Dlatego tak ważna jest budowa pływalni przy Ostródzkiej, naprzeciwko podstawówki im. Polskich Olimpijczyków. Mamy już studium wykonalności inwestycji i 14 mln zł wpisane na ten cel w planie finansowym miasta. Ostateczny kształt inwestycji będzie wypadkową oczekiwań mieszkańców i wysokości środków, jakie na ten cel pozyskamy. Zaraz po uzyskaniu 2,5-hektarowej działki od Krajowego Ośrodka Wsparcia Rolnictwa, rozpoczniemy projektowanie i realizację. Będzie to pierwszy basen w tej części Białołęki.

Zamierzam rozwijać na Białołęce również inne dyscypliny sportu: piłkę nożną, siatkówkę, koszykówkę badminton, szachy.

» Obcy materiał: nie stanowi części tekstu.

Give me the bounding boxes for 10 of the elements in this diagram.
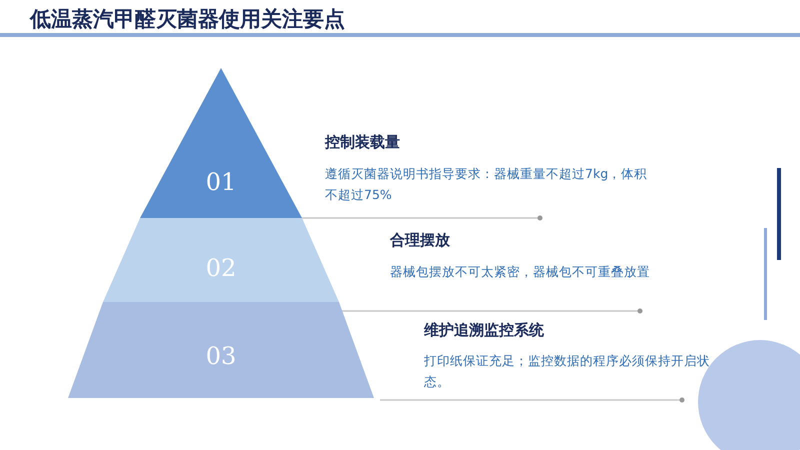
point-heading: 控制装载量 — [325, 133, 400, 152]
tier-number: 03 — [206, 342, 236, 370]
tier-number: 01 — [206, 168, 236, 196]
point-heading: 合理摆放 — [390, 231, 450, 250]
point-heading: 维护追溯监控系统 — [424, 321, 544, 340]
point-description: 器械包摆放不可太紧密，器械包不可重叠放置 — [390, 263, 651, 281]
tier-number: 02 — [206, 254, 236, 282]
slide-title: 低温蒸汽甲醛灭菌器使用关注要点 — [30, 6, 345, 33]
point-description: 遵循灭菌器说明书指导要求：器械重量不超过7kg，体积不超过75% — [325, 165, 648, 204]
point-description: 打印纸保证充足；监控数据的程序必须保持开启状态。 — [424, 352, 711, 391]
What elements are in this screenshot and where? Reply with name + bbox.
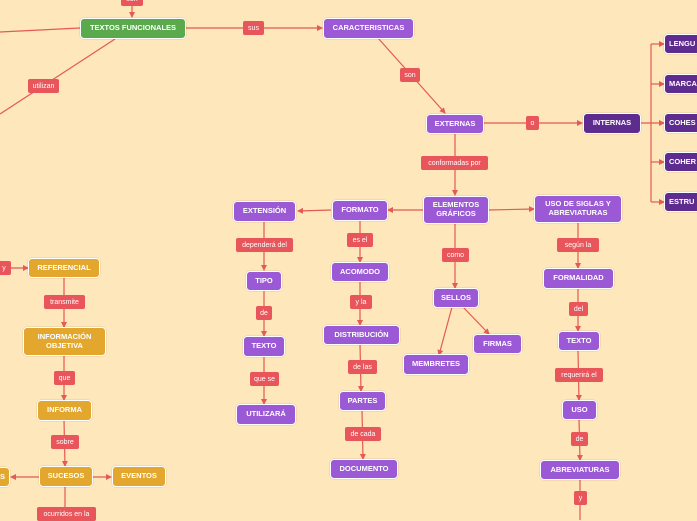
link-label-es-el: es el <box>347 233 373 247</box>
link-label-que: que <box>54 371 75 385</box>
node-marca[interactable]: MARCA <box>664 74 697 94</box>
node-internas[interactable]: INTERNAS <box>583 113 641 134</box>
node-left-cut[interactable]: S <box>0 467 10 487</box>
node-sellos[interactable]: SELLOS <box>433 288 479 308</box>
node-uso-de-siglas[interactable]: USO DE SIGLAS Y ABREVIATURAS <box>534 195 622 223</box>
link-label-de-uso: de <box>571 432 588 446</box>
node-sucesos[interactable]: SUCESOS <box>39 466 93 487</box>
node-estru[interactable]: ESTRU <box>664 192 697 212</box>
link-label-o: o <box>526 116 539 130</box>
node-referencial[interactable]: REFERENCIAL <box>28 258 100 278</box>
node-externas[interactable]: EXTERNAS <box>426 114 484 134</box>
link-label-del: del <box>569 302 588 316</box>
link-label-son: son <box>400 68 420 82</box>
node-informacion-objetiva[interactable]: INFORMACIÓN OBJETIVA <box>23 327 106 356</box>
link-label-son-top: son <box>121 0 143 6</box>
link-label-transmite: transmite <box>44 295 85 309</box>
link-label-como: como <box>442 248 469 262</box>
link-label-utilizan: utilizan <box>28 79 59 93</box>
node-abreviaturas[interactable]: ABREVIATURAS <box>540 460 620 480</box>
node-texto-left[interactable]: TEXTO <box>243 336 285 357</box>
node-acomodo[interactable]: ACOMODO <box>331 262 389 282</box>
link-label-que-se: que se <box>250 372 279 386</box>
link-label-sobre: sobre <box>51 435 79 449</box>
node-cohes[interactable]: COHES <box>664 113 697 133</box>
node-elementos-graficos[interactable]: ELEMENTOS GRÁFICOS <box>423 196 489 224</box>
link-label-de-tipo: de <box>256 306 272 320</box>
link-label-dependera-del: dependerá del <box>236 238 293 252</box>
link-label-ocurridos-en-la: ocurridos en la <box>37 507 96 521</box>
link-label-de-cada: de cada <box>345 427 381 441</box>
link-label-y-la: y la <box>350 295 372 309</box>
node-partes[interactable]: PARTES <box>339 391 386 411</box>
link-label-de-las: de las <box>348 360 377 374</box>
node-uso[interactable]: USO <box>562 400 597 420</box>
node-formato[interactable]: FORMATO <box>332 200 388 221</box>
link-label-conformadas-por: conformadas por <box>421 156 488 170</box>
node-lengu[interactable]: LENGU <box>664 34 697 54</box>
node-eventos[interactable]: EVENTOS <box>112 466 166 487</box>
node-extension[interactable]: EXTENSIÓN <box>233 201 296 222</box>
node-formalidad[interactable]: FORMALIDAD <box>543 268 614 289</box>
node-firmas[interactable]: FIRMAS <box>473 334 522 354</box>
node-caracteristicas[interactable]: CARACTERISTICAS <box>323 18 414 39</box>
node-utilizara[interactable]: UTILIZARÁ <box>236 404 296 425</box>
node-distribucion[interactable]: DISTRIBUCIÓN <box>323 325 400 345</box>
link-label-requerira-el: requerirá el <box>555 368 603 382</box>
node-membretes[interactable]: MEMBRETES <box>403 354 469 375</box>
node-documento[interactable]: DOCUMENTO <box>330 459 398 479</box>
node-textos-funcionales[interactable]: TEXTOS FUNCIONALES <box>80 18 186 39</box>
link-label-y-bottom: y <box>574 491 587 505</box>
node-coher[interactable]: COHER <box>664 152 697 172</box>
node-tipo[interactable]: TIPO <box>246 271 282 291</box>
link-label-sus: sus <box>243 21 264 35</box>
link-label-y-left: y <box>0 261 11 275</box>
link-label-segun-la: según la <box>557 238 599 252</box>
node-informa[interactable]: INFORMA <box>37 400 92 421</box>
node-texto-right[interactable]: TEXTO <box>558 331 600 351</box>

Będę chciał też wprowadzić (co sprawdziło się na Bemowie) brydż dla seniorów – prawdziwe rozgrywki z sędzią i pucharami. Postaram się przygotować ciekawą ofertę sportowo-rekreacyjną z bonusami dla tych, którzy płacą tu podatki, aby mieszkańcy odczuli, że ich podatki idą na namacalne rzeczy, z których mogą korzystać.

Jak zamierza Pan usprawnić skomunikowanie Białołęki z centralnymi dzielnicami, czy będzie Pan zabiegał o tramwaj wzdłuż ulicy Modlińskiej, a także o metro na Białołękę?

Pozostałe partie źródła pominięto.